Diemal kam nicht nur Ministerpräsident Wen Jiabao. Sogar Präsident Hu Jintao brach seine Lateinamerika-Reise ab und besuchte am Sonntag das Katastrophengebiet. Vor allem ein Bild soll offenbar in Erinnerung bleiben: Wie Hu in einem provisorischen Zelt-Krankenhaus ein verletztes Mädchen umarmt.

 Auf der anderen Seite der Propaganda verheddern sich Tibet-Aktivisten im Begriffsdschungel. Man solle doch endlich aufhören, das Erdbebengebiet als „West-China“ oder „Qinghai“ zu bezeichnen, appelliert „Students for a Free Tibet“ an internationale Medien. Es handele sich in Wirklichkeit um Teile der einstigen tibetischen Provinz Kham. Ob das hilft?

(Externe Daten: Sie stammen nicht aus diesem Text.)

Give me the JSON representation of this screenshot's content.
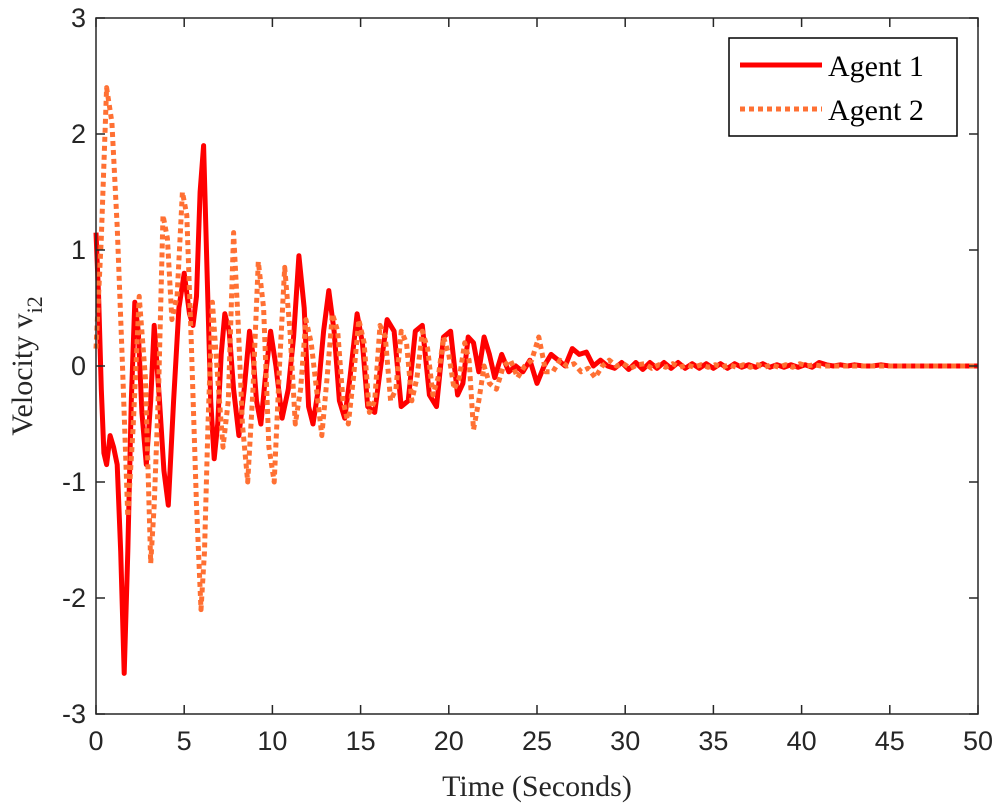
{
  "chart_data": {
    "type": "line",
    "title": "",
    "xlabel": "Time (Seconds)",
    "ylabel_main": "Velocity v",
    "ylabel_sub": "i2",
    "xlim": [
      0,
      50
    ],
    "ylim": [
      -3,
      3
    ],
    "xticks": [
      0,
      5,
      10,
      15,
      20,
      25,
      30,
      35,
      40,
      45,
      50
    ],
    "yticks": [
      -3,
      -2,
      -1,
      0,
      1,
      2,
      3
    ],
    "grid": false,
    "box": true,
    "legend_position": "top-right",
    "colors": {
      "agent1": "#ff0000",
      "agent2": "#ff7033",
      "axis": "#262626"
    },
    "series": [
      {
        "name": "Agent 1",
        "style": "solid",
        "x": [
          0,
          0.15,
          0.3,
          0.45,
          0.6,
          0.8,
          1.0,
          1.2,
          1.4,
          1.6,
          1.8,
          2.0,
          2.2,
          2.4,
          2.6,
          2.85,
          3.1,
          3.3,
          3.6,
          3.85,
          4.1,
          4.4,
          4.7,
          5.0,
          5.3,
          5.5,
          5.7,
          5.9,
          6.1,
          6.3,
          6.5,
          6.7,
          6.9,
          7.1,
          7.3,
          7.55,
          7.8,
          8.1,
          8.4,
          8.7,
          8.9,
          9.1,
          9.35,
          9.6,
          9.9,
          10.2,
          10.55,
          10.9,
          11.2,
          11.5,
          11.8,
          12.05,
          12.3,
          12.6,
          12.9,
          13.2,
          13.5,
          13.8,
          14.1,
          14.4,
          14.8,
          15.1,
          15.4,
          15.8,
          16.1,
          16.5,
          16.9,
          17.3,
          17.7,
          18.1,
          18.5,
          18.9,
          19.3,
          19.7,
          20.1,
          20.5,
          20.8,
          21.1,
          21.4,
          21.7,
          22.0,
          22.3,
          22.6,
          23.0,
          23.4,
          23.8,
          24.2,
          24.6,
          25.0,
          25.4,
          25.8,
          26.2,
          26.6,
          27.0,
          27.4,
          27.8,
          28.2,
          28.6,
          29.0,
          29.4,
          29.8,
          30.2,
          30.6,
          31.0,
          31.4,
          31.8,
          32.2,
          32.6,
          33.0,
          33.4,
          33.8,
          34.2,
          34.6,
          35.0,
          35.4,
          35.8,
          36.2,
          36.6,
          37.0,
          37.4,
          37.8,
          38.2,
          38.6,
          39.0,
          39.4,
          39.8,
          40.2,
          40.6,
          41.0,
          41.4,
          41.8,
          42.2,
          42.6,
          43.0,
          43.5,
          44.0,
          44.5,
          45.0,
          45.5,
          46.0,
          46.5,
          47.0,
          47.5,
          48.0,
          48.5,
          49.0,
          49.5,
          50.0
        ],
        "y": [
          1.15,
          0.6,
          -0.2,
          -0.75,
          -0.85,
          -0.6,
          -0.7,
          -0.85,
          -1.6,
          -2.65,
          -1.6,
          -0.3,
          0.55,
          0.3,
          -0.4,
          -0.85,
          -0.3,
          0.35,
          -0.3,
          -0.9,
          -1.2,
          -0.3,
          0.5,
          0.8,
          0.45,
          0.35,
          0.6,
          1.5,
          1.9,
          0.8,
          -0.3,
          -0.8,
          -0.5,
          0.1,
          0.45,
          0.3,
          -0.2,
          -0.6,
          -0.2,
          0.3,
          0.1,
          -0.3,
          -0.5,
          -0.1,
          0.3,
          0.0,
          -0.45,
          -0.2,
          0.25,
          0.95,
          0.5,
          -0.35,
          -0.5,
          -0.2,
          0.3,
          0.65,
          0.3,
          -0.3,
          -0.45,
          -0.1,
          0.45,
          0.2,
          -0.35,
          -0.4,
          -0.05,
          0.4,
          0.3,
          -0.35,
          -0.3,
          0.3,
          0.35,
          -0.25,
          -0.35,
          0.25,
          0.3,
          -0.25,
          -0.15,
          0.25,
          0.2,
          -0.05,
          0.25,
          0.1,
          -0.1,
          0.1,
          -0.05,
          0.0,
          -0.05,
          0.05,
          -0.15,
          0.0,
          0.1,
          0.05,
          0.0,
          0.15,
          0.1,
          0.12,
          0.0,
          0.05,
          0.0,
          -0.02,
          0.03,
          -0.03,
          0.03,
          -0.03,
          0.03,
          -0.02,
          0.03,
          -0.02,
          0.03,
          -0.02,
          0.02,
          -0.02,
          0.02,
          -0.02,
          0.02,
          -0.02,
          0.02,
          -0.01,
          0.01,
          -0.01,
          0.02,
          -0.01,
          0.01,
          -0.01,
          0.01,
          -0.01,
          0.01,
          -0.01,
          0.03,
          0.01,
          0.0,
          0.01,
          0.0,
          0.01,
          0.0,
          0.0,
          0.01,
          0.0,
          0.0,
          0.0,
          0.0,
          0.0,
          0.0,
          0.0,
          0.0,
          0.0,
          0.0,
          0.0
        ]
      },
      {
        "name": "Agent 2",
        "style": "dotted",
        "x": [
          0,
          0.3,
          0.6,
          0.9,
          1.2,
          1.5,
          1.8,
          2.1,
          2.45,
          2.8,
          3.1,
          3.3,
          3.55,
          3.8,
          4.05,
          4.3,
          4.6,
          4.9,
          5.15,
          5.4,
          5.7,
          5.95,
          6.15,
          6.35,
          6.6,
          6.9,
          7.2,
          7.5,
          7.8,
          8.05,
          8.3,
          8.6,
          8.9,
          9.2,
          9.5,
          9.8,
          10.1,
          10.4,
          10.7,
          11.0,
          11.3,
          11.6,
          11.9,
          12.2,
          12.5,
          12.8,
          13.1,
          13.4,
          13.7,
          14.0,
          14.3,
          14.6,
          14.9,
          15.2,
          15.5,
          15.8,
          16.1,
          16.4,
          16.7,
          17.0,
          17.3,
          17.6,
          17.9,
          18.2,
          18.5,
          18.8,
          19.1,
          19.4,
          19.7,
          20.0,
          20.3,
          20.6,
          20.9,
          21.15,
          21.4,
          21.7,
          22.0,
          22.3,
          22.7,
          23.1,
          23.5,
          23.9,
          24.3,
          24.7,
          25.1,
          25.5,
          25.9,
          26.3,
          26.7,
          27.1,
          27.5,
          27.9,
          28.3,
          28.7,
          29.1,
          29.5,
          29.9,
          30.3,
          30.7,
          31.1,
          31.5,
          31.9,
          32.3,
          32.7,
          33.1,
          33.5,
          33.9,
          34.3,
          34.7,
          35.1,
          35.5,
          35.9,
          36.3,
          36.7,
          37.1,
          37.5,
          37.9,
          38.3,
          38.7,
          39.1,
          39.5,
          39.9,
          40.3,
          40.7,
          41.1,
          41.5,
          42.0,
          42.5,
          43.0,
          43.5,
          44.0,
          44.5,
          45.0,
          45.5,
          46.0,
          46.5,
          47.0,
          47.5,
          48.0,
          48.5,
          49.0,
          49.5,
          50.0
        ],
        "y": [
          0.15,
          1.1,
          2.4,
          2.1,
          1.2,
          0.0,
          -1.3,
          -0.55,
          0.6,
          -0.1,
          -1.7,
          -1.2,
          -0.2,
          1.3,
          1.1,
          0.4,
          0.6,
          1.5,
          1.3,
          0.2,
          -1.2,
          -2.1,
          -1.6,
          -0.5,
          0.55,
          -0.1,
          -0.7,
          -0.3,
          1.15,
          0.4,
          -0.5,
          -1.0,
          -0.2,
          0.9,
          0.5,
          -0.7,
          -1.0,
          0.0,
          0.85,
          0.3,
          -0.5,
          -0.2,
          0.4,
          0.2,
          -0.2,
          -0.6,
          -0.1,
          0.45,
          0.3,
          -0.3,
          -0.5,
          -0.1,
          0.4,
          0.2,
          -0.4,
          -0.3,
          0.35,
          0.25,
          -0.3,
          -0.2,
          0.3,
          0.2,
          -0.3,
          -0.1,
          0.3,
          0.15,
          -0.25,
          -0.1,
          0.25,
          0.1,
          -0.2,
          -0.1,
          0.2,
          0.05,
          -0.55,
          -0.3,
          0.0,
          -0.15,
          -0.2,
          0.0,
          0.05,
          -0.1,
          0.0,
          0.05,
          0.25,
          -0.05,
          -0.05,
          0.05,
          0.0,
          0.02,
          -0.05,
          -0.02,
          -0.1,
          0.0,
          0.05,
          0.0,
          0.02,
          -0.02,
          0.01,
          0.02,
          -0.02,
          0.01,
          -0.01,
          0.02,
          -0.01,
          0.01,
          -0.01,
          0.01,
          -0.01,
          0.01,
          -0.01,
          0.01,
          -0.01,
          0.01,
          -0.01,
          0.01,
          -0.01,
          0.01,
          -0.01,
          0.01,
          -0.01,
          0.02,
          0.0,
          0.01,
          0.0,
          0.0,
          0.0,
          0.0,
          0.0,
          0.0,
          0.0,
          0.0,
          0.0,
          0.0,
          0.0,
          0.0,
          0.0,
          0.0,
          0.0,
          0.0,
          0.0,
          0.0,
          0.0
        ]
      }
    ]
  }
}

 Bei aller berechtigten Kritik an China und seiner Tibet-Politik. Namensstreitigkeiten sind derzeit sicherlich das letzte, woran die Menschen in Jiegu denken. Für differenziertere Kommentare zur politischen Bedeutung der Erdbebenhilfe sei daher das Interview mit Tibet-Experte Robbie Barnett in  Le Monde empfohlen. Auch er sieht großes Konfliktpotential. Aber, sagt er, die Menschen in Jiegu hatten in den vergangenen Jahren relativ gute Beziehungen zu den chinesischen Behoerden. Jetzt kommt es darauf an, ob man beim Wiederaufbau auf die kulturellen Eigenheiten der Region eingehen wird.